Piñol did not identify the supermarket chain.

A 5,000-hectare Cavendish banana plantation, which can produce up to 20 million boxes annually, will be dedicated for export to Japan, Piñol said.

“First time that they specified [they want to buy bananas produced in the]conflict-affected areas,” the agriculture secretary added.

For its part, RBOI-ARMM has been expecting that as investments in new Cavendish banana plantations in the region go on-stream, exports to Japan would substantially increase.

Last year, Unifrutti Group Philippines became the largest investor in the ARMM after registering with RBOI its P3.7 billion Cavendish plantation project in the towns of Talayan, Guindulungan and Buldon, all in Maguindanao province.

The project covers 2,600 hectares of land in the three municipalities. This is on top of its existing investments in 1,500 hectares in the towns of Datu Paglas and Buluan in the same province.

Aside from Unifrutti, other investors in Cavendish banana plantations in the region are Del Monte Fresh Fruits with up to 1,000 hectares in the town of Datu Abdullah Sangki, Maguindanao; the 550-hectare plantation of Al-Mujahidun Agro Resources and Development, Inc. in Ampatuan, Maguindanao; and the 500-hectare plantation of Alip River Development Export Corp. in Datu Paglas, Maguindanao.

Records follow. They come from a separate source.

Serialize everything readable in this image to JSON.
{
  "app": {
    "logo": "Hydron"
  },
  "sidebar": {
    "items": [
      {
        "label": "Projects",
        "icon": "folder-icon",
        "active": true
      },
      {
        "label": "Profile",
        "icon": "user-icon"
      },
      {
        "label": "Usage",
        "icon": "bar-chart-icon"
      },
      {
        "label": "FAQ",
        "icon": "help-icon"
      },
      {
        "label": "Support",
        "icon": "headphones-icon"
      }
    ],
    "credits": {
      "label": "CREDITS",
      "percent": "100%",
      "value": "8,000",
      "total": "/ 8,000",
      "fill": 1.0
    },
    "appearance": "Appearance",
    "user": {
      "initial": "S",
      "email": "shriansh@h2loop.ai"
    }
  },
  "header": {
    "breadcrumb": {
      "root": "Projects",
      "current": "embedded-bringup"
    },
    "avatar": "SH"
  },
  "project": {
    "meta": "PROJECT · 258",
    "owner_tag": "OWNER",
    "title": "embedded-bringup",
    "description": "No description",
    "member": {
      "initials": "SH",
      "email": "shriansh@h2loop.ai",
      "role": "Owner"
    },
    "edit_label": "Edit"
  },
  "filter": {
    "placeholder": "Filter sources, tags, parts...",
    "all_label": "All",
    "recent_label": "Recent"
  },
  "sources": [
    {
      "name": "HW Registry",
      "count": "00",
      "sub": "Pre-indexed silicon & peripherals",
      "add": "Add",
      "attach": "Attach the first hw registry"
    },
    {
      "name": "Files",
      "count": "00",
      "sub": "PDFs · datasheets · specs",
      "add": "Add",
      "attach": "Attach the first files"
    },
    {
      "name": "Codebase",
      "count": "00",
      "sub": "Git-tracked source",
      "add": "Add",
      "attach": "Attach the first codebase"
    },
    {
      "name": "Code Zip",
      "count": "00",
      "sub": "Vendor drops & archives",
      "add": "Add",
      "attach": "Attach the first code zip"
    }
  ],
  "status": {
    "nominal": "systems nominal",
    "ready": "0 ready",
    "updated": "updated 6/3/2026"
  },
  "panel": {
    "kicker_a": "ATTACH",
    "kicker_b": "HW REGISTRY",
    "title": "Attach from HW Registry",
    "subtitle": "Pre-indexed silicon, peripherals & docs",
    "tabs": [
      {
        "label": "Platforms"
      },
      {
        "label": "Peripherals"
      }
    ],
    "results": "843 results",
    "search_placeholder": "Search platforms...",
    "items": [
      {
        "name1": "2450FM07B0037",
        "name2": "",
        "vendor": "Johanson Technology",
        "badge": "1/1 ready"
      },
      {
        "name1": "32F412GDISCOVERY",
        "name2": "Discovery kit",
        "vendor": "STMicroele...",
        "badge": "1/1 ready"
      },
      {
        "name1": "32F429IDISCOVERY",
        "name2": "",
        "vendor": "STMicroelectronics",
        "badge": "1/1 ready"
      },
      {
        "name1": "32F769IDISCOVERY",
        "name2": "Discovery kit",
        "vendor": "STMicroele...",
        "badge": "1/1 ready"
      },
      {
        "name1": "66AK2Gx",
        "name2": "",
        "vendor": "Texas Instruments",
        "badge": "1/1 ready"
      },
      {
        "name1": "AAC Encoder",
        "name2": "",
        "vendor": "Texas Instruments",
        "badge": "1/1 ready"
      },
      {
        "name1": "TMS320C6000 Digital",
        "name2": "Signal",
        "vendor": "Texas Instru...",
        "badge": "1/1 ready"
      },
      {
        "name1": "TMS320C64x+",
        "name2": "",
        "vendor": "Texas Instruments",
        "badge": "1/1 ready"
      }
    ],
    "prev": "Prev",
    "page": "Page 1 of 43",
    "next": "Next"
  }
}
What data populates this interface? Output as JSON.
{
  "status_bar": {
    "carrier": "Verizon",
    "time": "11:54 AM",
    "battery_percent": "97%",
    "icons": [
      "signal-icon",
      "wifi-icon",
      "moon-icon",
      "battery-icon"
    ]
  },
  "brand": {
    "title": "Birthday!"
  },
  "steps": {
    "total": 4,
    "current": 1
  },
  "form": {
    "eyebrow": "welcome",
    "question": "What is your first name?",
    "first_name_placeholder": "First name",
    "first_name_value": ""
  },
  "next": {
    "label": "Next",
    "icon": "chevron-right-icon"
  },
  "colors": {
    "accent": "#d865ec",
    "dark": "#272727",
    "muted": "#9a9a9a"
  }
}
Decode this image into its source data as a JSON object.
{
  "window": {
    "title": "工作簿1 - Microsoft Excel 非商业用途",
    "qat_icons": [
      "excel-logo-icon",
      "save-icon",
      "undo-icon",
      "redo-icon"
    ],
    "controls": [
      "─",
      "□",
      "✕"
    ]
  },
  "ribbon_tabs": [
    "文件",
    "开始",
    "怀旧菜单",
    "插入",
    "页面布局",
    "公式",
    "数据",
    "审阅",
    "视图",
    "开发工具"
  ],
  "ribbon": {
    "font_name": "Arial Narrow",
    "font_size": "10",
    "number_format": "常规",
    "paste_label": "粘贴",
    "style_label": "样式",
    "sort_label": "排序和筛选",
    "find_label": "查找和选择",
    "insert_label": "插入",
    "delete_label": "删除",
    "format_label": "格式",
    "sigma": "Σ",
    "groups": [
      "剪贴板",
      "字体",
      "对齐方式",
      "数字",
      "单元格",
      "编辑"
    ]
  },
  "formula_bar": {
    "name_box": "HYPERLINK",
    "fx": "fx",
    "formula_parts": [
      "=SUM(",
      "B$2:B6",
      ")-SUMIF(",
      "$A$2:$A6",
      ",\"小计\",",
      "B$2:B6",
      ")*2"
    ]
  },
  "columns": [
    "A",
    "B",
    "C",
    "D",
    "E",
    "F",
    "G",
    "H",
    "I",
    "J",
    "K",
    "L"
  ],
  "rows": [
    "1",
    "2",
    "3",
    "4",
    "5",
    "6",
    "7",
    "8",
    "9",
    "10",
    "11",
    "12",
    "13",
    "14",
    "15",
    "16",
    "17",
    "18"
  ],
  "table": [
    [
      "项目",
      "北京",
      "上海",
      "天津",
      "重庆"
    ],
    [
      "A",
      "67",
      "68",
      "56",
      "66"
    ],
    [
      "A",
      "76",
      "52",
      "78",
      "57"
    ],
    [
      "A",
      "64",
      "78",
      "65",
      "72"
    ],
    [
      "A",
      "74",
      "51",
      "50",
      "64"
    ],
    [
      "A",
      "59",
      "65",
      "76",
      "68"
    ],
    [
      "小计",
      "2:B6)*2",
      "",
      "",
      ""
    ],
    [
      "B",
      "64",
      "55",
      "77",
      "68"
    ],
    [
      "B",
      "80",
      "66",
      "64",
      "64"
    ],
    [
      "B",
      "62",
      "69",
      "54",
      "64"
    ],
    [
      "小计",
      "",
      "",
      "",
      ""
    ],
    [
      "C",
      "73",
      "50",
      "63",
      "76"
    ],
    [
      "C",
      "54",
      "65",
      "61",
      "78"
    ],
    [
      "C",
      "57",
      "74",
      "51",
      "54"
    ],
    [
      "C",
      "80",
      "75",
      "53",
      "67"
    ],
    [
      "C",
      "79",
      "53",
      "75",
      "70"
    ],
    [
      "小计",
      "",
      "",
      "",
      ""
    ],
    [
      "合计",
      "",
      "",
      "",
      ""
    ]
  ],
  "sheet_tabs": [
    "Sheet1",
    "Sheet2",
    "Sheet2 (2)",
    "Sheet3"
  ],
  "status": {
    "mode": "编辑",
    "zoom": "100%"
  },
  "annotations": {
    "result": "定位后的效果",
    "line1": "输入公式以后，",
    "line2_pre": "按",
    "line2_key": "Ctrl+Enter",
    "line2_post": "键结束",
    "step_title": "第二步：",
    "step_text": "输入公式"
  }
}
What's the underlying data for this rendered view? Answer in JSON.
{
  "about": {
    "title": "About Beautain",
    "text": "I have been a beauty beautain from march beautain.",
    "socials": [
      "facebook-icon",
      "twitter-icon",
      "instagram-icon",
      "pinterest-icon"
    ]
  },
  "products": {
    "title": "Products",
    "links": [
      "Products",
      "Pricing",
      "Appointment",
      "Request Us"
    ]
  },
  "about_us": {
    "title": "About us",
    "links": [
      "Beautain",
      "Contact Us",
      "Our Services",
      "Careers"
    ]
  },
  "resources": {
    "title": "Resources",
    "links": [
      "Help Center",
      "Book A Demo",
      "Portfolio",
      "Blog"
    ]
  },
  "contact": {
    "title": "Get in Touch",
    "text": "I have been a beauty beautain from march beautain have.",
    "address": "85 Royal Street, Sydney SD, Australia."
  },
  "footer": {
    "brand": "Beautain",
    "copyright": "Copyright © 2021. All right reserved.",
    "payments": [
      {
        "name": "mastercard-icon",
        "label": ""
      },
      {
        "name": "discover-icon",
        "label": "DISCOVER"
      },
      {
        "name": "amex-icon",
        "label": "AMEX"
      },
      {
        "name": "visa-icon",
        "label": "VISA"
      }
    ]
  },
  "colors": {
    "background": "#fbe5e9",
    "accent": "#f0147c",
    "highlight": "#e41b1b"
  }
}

Mastura said the region’s agro-climatic conditions are ideal for Cavendish banana plantations, particularly in Maguindanao since Mt. Apo and its adjacent mountains provide a natural shield from typhoons coming from the Pacific Ocean.

“Gone are the days of banana republics in South America that were viewed as being underdeveloped for being colonized and made dependent on banana investors coming from the United States and elsewhere,” the RBOI-ARMM chair said.

The Cavendish banana export industry in the ARMM have a strong local investor component and the owners of the land have a decisive say in the banana companies, especially because the investor only leases the land from the local resident and don’t own the land, Chairman Mastura added.

Philippine banana exports are currently in a slump with $440 million in total value posted last year from $1.1 billion in 2014. Thus, the additional exports from ARMM would be a boost to the industry. Philippine bananas exported worldwide are of Cavendish variety with up to 40 percent of the volume going to Japan.

The Davao Region used to control up to 95 percent of the banana industry but in recent years, neighboring regions such as Central Mindanao, ARMM and Northern Mindanao have started to contribute to the total volume of fruits exported. Current Cavendish banana hectarage is placed at roughly 80,000.